One of my words of the year for 2019 and just like all good resolutions, 10 days in and I’m questioning the whole damn thing. Somehow I’ve gotten myself all caught up in the idea that I need to work non-stop in order to be productive, prove my worth etc.. AGAIN! You’d think at some point I’d learn my lesson, but there they are, the ugly samskaras of my ego and self-worth craftily disguised as workaholism. For me, 2018 was a roller coaster ride. It began with my feeling completely overwhelmed yet unfulfilled. Knowing that I needed to make changes in my professional life but afraid to unravel the knots. Afraid for how I would support myself without a steady paycheck, who I would be without my fancy job title. And then I did it, I took the leap and it was one of the best things I ever did. This led to the opportunity for a very long rest and holiday that was desperately needed and dare I say it, very much deserved. To coming back home in the fall ready to take on my next adventure, rebuilding my work life.
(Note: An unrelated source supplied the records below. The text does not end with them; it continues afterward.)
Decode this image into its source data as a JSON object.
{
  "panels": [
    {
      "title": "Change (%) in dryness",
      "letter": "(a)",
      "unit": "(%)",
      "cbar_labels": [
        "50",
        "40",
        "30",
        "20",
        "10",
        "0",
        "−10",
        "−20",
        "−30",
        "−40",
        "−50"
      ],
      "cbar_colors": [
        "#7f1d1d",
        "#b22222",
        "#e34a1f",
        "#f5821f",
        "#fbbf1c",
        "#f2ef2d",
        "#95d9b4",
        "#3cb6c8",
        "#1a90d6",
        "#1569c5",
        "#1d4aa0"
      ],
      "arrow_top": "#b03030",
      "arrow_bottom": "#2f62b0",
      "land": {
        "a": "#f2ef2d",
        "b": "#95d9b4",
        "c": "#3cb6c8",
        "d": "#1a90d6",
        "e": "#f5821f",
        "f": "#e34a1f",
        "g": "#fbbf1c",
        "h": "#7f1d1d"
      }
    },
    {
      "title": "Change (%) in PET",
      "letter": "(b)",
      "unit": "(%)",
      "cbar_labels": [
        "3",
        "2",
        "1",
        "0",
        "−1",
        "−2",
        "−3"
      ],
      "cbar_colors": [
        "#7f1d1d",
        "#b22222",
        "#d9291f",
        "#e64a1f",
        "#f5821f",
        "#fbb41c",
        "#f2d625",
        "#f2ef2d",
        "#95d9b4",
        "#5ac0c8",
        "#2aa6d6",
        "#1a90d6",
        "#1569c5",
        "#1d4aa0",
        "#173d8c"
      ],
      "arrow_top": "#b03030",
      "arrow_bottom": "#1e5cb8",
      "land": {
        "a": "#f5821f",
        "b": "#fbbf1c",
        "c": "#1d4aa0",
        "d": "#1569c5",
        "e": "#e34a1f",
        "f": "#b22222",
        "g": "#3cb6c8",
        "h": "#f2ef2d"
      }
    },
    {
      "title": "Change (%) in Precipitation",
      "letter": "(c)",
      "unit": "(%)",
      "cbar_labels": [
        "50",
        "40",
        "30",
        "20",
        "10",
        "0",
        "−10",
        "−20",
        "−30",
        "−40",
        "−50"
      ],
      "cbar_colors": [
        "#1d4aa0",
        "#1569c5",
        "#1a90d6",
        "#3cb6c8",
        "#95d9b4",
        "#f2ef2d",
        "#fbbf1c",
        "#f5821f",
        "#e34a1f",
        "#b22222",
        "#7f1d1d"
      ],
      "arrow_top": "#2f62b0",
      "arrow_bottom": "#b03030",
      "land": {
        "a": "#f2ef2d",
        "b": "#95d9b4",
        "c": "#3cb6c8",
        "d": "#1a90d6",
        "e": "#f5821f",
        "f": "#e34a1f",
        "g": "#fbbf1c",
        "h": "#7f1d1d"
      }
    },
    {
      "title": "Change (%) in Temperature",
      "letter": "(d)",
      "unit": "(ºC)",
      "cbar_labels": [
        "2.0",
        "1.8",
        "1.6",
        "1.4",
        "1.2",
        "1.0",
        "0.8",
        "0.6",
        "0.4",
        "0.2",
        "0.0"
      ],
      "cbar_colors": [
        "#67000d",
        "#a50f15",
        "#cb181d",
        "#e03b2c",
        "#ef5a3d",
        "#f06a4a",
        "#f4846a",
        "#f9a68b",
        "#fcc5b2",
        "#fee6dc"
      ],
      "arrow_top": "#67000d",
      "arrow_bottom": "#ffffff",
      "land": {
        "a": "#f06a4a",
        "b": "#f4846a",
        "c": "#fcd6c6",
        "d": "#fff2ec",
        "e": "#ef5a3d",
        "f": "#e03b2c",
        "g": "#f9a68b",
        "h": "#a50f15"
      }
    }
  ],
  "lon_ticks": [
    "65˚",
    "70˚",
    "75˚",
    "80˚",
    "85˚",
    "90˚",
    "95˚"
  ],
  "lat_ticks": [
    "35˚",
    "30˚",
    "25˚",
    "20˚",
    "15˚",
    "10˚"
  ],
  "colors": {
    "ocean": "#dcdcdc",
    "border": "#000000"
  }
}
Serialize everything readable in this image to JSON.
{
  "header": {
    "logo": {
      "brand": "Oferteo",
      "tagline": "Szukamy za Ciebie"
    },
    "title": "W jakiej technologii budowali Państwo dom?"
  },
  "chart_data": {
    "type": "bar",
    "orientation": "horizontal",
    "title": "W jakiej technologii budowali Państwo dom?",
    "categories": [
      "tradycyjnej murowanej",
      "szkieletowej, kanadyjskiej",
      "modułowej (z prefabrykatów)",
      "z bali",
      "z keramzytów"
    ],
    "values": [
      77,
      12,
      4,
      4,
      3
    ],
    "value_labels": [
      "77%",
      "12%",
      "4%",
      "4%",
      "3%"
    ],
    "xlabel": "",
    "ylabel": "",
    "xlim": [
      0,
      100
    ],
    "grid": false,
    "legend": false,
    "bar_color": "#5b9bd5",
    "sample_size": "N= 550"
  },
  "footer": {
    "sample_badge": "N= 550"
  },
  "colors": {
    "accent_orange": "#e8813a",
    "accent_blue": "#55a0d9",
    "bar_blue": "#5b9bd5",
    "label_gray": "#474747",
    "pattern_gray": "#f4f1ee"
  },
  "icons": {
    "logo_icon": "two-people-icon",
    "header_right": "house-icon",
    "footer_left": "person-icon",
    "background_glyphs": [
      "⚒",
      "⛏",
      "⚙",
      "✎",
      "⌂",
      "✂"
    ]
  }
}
In the yoga/fitness industry, it is up to you to get things going. Your perseverance, your tenacity and yes of course – your hustle to make it. Making the connections, building up your brand and then being 100% present for your students and clients. 8 years ago when I started to transition from being a full time fitness instructor to more office based work, I remember this sort of confusion in my body to having finished a full work day and not being tired. I was someone who was used to the day being over when I was pretty much dragging myself home for food, a hot shower and bed. But that’s how I measured a day, and how I knew that I had done all I could to get myself ahead that day. So, what did I do? I began treating my office work the same way as my physical job and working longer hours so I would feel that same sense of exhaustion at the end of the day, or what I labelled completion, or what most people would label idiotic. I’m sure you can see where this is going with multiple levels and layers of burnout.
So here I am. The start of 2019 trying to make sense of the whole thing. I’ve spent the last couple months reading all the inspiring business books I could find, which was super helpful – until it wasn’t, essentially landing on the last two in direct opposition to each other. I started to feel like I needed to once again fill my calendar to the brim to find a sense of fulfillment, except the opposite started to happen. Why am I pushing myself so hard again? For money, notoriety, ego, purpose? Because I’m a woman or feel like I need to prove myself. I have to do it – I have to call bullshit. I also have to own this life I’m living, slow down enough to hear the whispers in my heart and be true to me. To also honour the pitta side of me that loves the hustle without breaking my back and my heart over it. My other two words for the year: focus and breathe. Which means exercising my ability to say both yes and no interchangeably when I need to without lament. To work hard sure, but to also rest and enjoy my life outside of work too. This will be a process, but hopefully with enough post-it notes surrounding me I’ll stay true to what’s important: me, my family, my friends, my passions without compromise, without jeopardizing one for the other. A delicate balance that only staying in the present moment will allow me to do. Namasté.